We'll pick the most generally applicable ones and post the QAs here or integrate them into the general documentation (also feel free to submit doc PRs, please).

## Does quantizing a model always reduce energy use?

No. Quantization (e.g. NF4, INT8) lowers the memory footprint, but it does not always lower energy consumption: the dequantization overhead can outweigh the memory-bandwidth savings, especially on smaller models. Whether quantization saves energy depends on both model size and GPU architecture.

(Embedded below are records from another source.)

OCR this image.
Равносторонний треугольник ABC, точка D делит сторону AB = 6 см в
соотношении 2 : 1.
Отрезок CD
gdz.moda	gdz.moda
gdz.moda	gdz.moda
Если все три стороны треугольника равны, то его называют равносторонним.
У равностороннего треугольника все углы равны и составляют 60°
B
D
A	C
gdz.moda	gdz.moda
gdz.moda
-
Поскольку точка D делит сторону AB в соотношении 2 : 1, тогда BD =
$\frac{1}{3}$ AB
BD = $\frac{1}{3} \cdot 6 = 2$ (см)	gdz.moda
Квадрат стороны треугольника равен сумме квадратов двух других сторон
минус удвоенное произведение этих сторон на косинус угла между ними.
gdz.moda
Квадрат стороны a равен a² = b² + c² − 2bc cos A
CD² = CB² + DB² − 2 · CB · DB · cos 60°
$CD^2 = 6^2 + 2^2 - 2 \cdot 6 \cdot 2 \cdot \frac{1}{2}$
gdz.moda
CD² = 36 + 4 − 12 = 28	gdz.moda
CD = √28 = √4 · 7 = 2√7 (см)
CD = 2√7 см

Direct GPU power measurements (Zhang, 2026; data and interactive tool: <https://hongping-zh.github.io/quant-energy/>) show, for weight-only NF4 vs FP16:

- **Small models (~1–3B):** NF4 often *increases* energy — roughly +25–56% on RTX 4090 (Ada) and +12–29% on RTX 5090 (Blackwell), while being near-neutral on T4.
- **Larger models:** NF4 can save energy — about −11% for a 7B model on RTX 5090 and −14% on T4; on A100/A800 (Ampere) it is roughly neutral (−4% at 7B, +2.5% at 14B).
- **INT8:** in the measured A800 set, INT8 *increased* energy substantially (+107–131% at 7–14B) from dequantization/throughput overhead — don't assume INT8 saves energy without measuring.

The crossover size (where NF4 flips from an energy penalty to savings) varies by architecture: ~2.1B on T4 (Turing) and ~4.8B on RTX 5090 (Blackwell); it is not reached within the tested range on RTX 4090 (Ada).

If energy efficiency matters, benchmark your specific model and hardware. For small models, FP16 may be more energy-efficient than quantized formats.